If the RDC decides it is appropriate, it will then send out a Warning Notice to the firm or individual concerned detailing the FSA’s intention to take further action. They then have 28 days to make representations to the RDC (and may apply for more time), and have the right to access any material used in the decision making process. After any written or oral representations have been considered, the RDC makes its decision and – if appropriate – issues a Decision Notice. The firm or individual then has 28 days in which to make a referral to the Financial Services and Markets Tribunal. This Tribunal is completely independent of the FSA and will consider the entire case afresh, normally in public. It decides what action the FSA should take, including the issuing of a Notice of Discontinuance, if it believes the case has not been justified. If no referral is made to the Tribunal following the Decision Notice, then a Final Notice is issued to the firm or individual concerned, and information is published about the case, as appropriate.

We are reminded that settlement is possible at any stage of the enforcement process, with new procedures for this in place since 20 October 2005. Since this date, increased separation and transparency between the Enforcement division and the RDC has been the objective, and towards this aim it has been possible for the settlement of cases without approval from the RDC. In these cases, a team of settlement decision makers, drawn from a pool of FSA directors, will be the ultimate decision makers in any settlement negotiations between Enforcement and the firm or individual. In this context, ‘settlement’ is not comparable to the settlement of a commercial dispute, but rather an early acceptance by the firm or individual of the terms of the FSA’s regulatory decision.
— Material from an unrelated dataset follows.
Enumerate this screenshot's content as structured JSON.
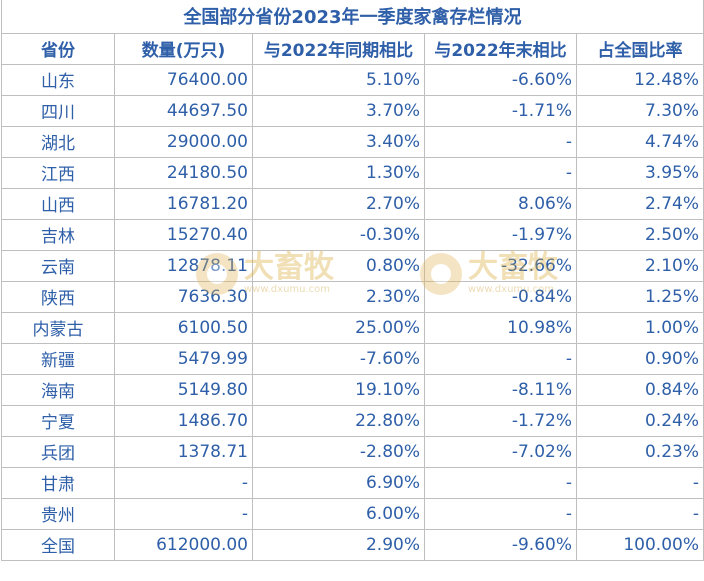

Where investigators have been appointed on or after 20 October 2005, a discount scheme for the early payment of financial penalties is in operation. Discounts vary according to the stage at which settlement is reached. Stage one attracts a discount of 30 per cent and is defined as the period from the start of the investigation to the point where sufficient understanding of the gravity of the misconduct has been gained and communicated, and a reasonable opportunity to reach agreement on the amount of penalty has been allowed. In the case of RHL, settlement was achieved in this period which enabled a £50,000 fine to be discounted to £35,000. Stage two is from the end of stage one to the expiry of the period for making written representations to the RDC (20 per cent discount), and stage three is from the end of stage two up to the issue of the Decision Notice (10 per cent discount).

All bases covered

If this seems a rather bureaucratic and protracted process, we have to remember that the FSA’s enforcement procedures must cover the largest financial institutions as well as the smallest authorised mortgage firm. They are in place not only to protect individual consumers from being treated unfairly, but also applied to ensure that the UK financial markets are not undermined by illegal conduct. For example, in April 2006 we saw Deutsche Bank being fined around £6.4 million for failing to observe proper standards of market conduct (Principle five) and failing to conduct its business with due skill, care and diligence (Principle two) – the same Principle as cited in RHL’s Final Notice. So, large or small, we are treated on equal terms under the FSA Enforcement processes – and the best way to avoid this happening is to uphold the principles in all your business dealings, and to be able to prove this is the case, if it is ever called into doubt.